About two other potential UAE collaborators, some more details are known:

=== Österreichische Gesellschaft für Politikanalyse ===
Reportedly also active for the UAE was the Österreichische Gesellschaft für Politikanalyse ("Austrian Society for Political Analysis", ÖGP), which had been operating for several years before Alps contract was signed. According to Alp documents, its director, Ingo F., was in contact with a senior Emirati officer; a memo described the ÖGP as having conducted "the most successful UAE-influenced operation in Europe." Operations linked to the ÖGP include the Islam-Landkarte ("Islam Map"; originally created by the University of Vienna in 2012 but relaunched in 2021), the citizens' initiative Stop Extremism, and the website The Global Muslim Brotherhood Daily Watch. However, none of these operations were analyzed in detail by the EIC investigators.

=== Atmane Tazaghart ===
French-Algerian journalist Atmane Tazaghart also communicated with the same Emirati email contact as Alp. He allegedly shared information, such as claimed financial ties between François Fillon and Qatar. Mediapart investigators left open whether Tazaghart was part of the Alp campaign or operated independently on behalf of the UAE. Tazaghart stated in response to inquiries that he had no connection to Alp.

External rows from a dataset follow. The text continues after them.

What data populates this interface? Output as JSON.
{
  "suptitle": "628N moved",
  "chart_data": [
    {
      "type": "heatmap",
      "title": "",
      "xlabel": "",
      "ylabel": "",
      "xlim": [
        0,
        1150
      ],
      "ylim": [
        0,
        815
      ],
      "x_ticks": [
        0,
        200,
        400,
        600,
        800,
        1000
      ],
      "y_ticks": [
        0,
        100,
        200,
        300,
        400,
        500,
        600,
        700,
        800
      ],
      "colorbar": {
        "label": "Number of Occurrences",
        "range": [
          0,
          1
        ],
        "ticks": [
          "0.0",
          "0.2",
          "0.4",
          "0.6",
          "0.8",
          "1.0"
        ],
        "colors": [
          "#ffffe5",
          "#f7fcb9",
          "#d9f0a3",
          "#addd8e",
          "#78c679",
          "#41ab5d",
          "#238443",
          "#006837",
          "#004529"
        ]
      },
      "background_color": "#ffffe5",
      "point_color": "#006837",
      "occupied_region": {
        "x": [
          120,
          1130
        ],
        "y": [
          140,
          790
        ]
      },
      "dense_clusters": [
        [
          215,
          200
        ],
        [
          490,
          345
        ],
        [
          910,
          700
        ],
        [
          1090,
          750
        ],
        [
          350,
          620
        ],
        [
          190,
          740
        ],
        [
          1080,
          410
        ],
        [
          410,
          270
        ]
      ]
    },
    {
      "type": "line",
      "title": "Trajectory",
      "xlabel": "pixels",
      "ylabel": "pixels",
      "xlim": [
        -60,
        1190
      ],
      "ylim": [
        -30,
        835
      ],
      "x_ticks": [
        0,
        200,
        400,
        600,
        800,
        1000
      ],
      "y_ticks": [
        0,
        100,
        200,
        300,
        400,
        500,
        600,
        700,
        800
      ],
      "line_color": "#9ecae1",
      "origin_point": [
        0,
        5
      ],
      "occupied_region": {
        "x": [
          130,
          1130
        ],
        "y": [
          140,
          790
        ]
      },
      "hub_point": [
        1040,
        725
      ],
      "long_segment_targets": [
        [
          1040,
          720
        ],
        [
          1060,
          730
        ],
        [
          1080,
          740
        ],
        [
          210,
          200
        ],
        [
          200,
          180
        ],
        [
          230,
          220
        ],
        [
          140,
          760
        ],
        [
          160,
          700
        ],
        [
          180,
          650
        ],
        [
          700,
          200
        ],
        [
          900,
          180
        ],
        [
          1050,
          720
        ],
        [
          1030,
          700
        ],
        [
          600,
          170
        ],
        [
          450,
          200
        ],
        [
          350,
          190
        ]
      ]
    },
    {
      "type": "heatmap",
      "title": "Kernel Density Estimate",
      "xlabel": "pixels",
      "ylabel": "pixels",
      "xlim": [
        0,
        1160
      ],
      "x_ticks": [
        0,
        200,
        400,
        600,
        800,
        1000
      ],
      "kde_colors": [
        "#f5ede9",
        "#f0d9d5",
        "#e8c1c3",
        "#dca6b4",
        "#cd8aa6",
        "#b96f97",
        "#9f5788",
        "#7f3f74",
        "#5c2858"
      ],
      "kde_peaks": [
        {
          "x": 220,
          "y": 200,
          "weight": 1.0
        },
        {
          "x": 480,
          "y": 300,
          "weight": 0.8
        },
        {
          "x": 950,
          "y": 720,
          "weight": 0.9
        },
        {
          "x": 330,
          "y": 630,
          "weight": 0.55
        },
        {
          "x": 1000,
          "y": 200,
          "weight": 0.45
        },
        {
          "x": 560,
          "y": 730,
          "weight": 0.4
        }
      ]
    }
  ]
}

It is documented that, in addition to his email activity, Tazaghart signed a rights agreement on behalf of the shell company Countries Reports Publishing (CRP) for the translation rights to the Qatar-critical book Qatar Papers. The book's authors suspected Emirati funding behind CRP. According to La Lettre, CRP also funded Tazaghart's company Global Watch Analysis, which produced the Muslim Brotherhood-critical magazine Écran de veille and the web TV platform Elmaniya TV. In addition to Qatar Papers, Global Watch Analysis published several relevant works, including the French version of Lorenzo Vidino's book on the Muslim Brotherhood and an anthology featuring a contribution by Roland Jacquard (who was also communicated with the same email contact as Alp and Tazaghart). Tazaghart denied receiving foreign funding and stated that he had no connection to CRP as of at least 2023.

== Aftermath ==

As of 2025, at least eight legal proceedings were pending against the UAE government, Brero, Vidino, and/or other actors. These include a criminal case by the Swiss Federal Department of Foreign Affairs (FDFA), a criminal investigation by the Paris Public Prosecutor's Office, and a lawsuit for at least USD 2.77 billion filed by Hazim Nada in the United States.

The Belgian Ministry of Foreign Affairs summoned the Emirati ambassador.

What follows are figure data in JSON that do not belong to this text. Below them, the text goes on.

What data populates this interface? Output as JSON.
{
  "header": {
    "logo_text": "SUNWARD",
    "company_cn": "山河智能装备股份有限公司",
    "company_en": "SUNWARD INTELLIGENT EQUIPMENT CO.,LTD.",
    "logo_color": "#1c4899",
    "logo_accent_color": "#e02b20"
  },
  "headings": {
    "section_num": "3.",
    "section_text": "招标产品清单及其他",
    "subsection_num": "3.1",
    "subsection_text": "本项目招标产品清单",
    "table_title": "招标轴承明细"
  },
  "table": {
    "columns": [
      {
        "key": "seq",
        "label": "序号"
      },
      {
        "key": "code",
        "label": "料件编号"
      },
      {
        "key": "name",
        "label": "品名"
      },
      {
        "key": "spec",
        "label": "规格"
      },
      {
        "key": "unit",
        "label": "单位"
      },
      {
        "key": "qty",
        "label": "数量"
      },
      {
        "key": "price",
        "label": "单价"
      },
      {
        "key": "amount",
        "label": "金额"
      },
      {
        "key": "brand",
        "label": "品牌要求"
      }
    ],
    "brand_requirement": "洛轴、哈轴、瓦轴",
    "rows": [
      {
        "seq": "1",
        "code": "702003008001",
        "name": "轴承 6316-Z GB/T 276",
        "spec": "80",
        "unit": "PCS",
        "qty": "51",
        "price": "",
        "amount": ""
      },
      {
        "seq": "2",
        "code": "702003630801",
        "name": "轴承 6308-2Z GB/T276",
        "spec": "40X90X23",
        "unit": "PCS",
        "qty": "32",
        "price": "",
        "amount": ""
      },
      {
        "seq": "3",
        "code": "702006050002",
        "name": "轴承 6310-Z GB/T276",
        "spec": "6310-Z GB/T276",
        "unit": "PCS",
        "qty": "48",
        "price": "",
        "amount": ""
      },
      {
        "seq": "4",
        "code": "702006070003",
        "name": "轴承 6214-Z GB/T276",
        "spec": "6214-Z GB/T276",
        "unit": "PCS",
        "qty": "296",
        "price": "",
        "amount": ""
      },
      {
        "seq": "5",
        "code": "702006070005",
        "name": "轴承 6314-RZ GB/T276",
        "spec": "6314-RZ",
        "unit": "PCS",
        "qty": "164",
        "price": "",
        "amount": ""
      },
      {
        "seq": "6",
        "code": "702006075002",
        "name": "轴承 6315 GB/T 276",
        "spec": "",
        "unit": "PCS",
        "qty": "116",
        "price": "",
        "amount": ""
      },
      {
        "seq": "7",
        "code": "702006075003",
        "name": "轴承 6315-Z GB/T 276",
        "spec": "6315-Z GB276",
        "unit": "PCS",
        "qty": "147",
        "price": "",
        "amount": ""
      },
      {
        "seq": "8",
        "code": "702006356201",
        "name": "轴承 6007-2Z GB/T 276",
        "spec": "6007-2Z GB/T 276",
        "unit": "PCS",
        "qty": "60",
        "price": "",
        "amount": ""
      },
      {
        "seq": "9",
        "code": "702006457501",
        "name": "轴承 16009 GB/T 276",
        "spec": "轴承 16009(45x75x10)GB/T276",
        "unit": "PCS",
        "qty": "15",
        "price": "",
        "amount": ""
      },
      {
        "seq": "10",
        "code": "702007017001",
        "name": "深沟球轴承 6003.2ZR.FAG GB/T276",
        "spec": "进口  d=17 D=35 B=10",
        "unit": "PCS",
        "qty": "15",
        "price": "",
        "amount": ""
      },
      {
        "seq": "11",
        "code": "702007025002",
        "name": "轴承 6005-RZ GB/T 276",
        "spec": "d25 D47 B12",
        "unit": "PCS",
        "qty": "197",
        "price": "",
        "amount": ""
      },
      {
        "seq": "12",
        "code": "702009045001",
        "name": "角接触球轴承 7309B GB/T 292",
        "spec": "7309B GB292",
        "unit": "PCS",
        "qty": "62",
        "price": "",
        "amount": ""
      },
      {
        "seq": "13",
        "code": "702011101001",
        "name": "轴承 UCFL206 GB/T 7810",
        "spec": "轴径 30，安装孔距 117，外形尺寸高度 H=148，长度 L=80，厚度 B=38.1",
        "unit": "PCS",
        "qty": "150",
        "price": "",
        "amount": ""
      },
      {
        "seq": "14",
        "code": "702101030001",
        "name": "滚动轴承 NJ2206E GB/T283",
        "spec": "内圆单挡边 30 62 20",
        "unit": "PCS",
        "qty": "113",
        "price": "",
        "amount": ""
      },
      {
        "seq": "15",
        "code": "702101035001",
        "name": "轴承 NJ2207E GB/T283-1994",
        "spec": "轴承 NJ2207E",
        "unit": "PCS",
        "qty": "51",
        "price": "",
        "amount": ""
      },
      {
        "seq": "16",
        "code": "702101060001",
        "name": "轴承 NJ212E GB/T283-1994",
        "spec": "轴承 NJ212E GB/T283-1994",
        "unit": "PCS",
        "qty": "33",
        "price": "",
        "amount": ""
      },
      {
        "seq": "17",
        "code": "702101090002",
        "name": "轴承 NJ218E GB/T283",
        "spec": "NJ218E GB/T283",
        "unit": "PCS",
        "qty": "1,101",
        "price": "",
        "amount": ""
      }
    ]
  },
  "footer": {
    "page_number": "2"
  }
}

Following the publication of the Abu Dhabi Secrets investigations, three George Washington University fellows resigned, citing Vidino's employment as incompatible with their values.

In mid-2026, journalist Emran Feroz warned that only the fraction of the UAE campaign related to the Alp operations had been addressed so far. Even from this fraction, disinformation spread by Alp was still circulating.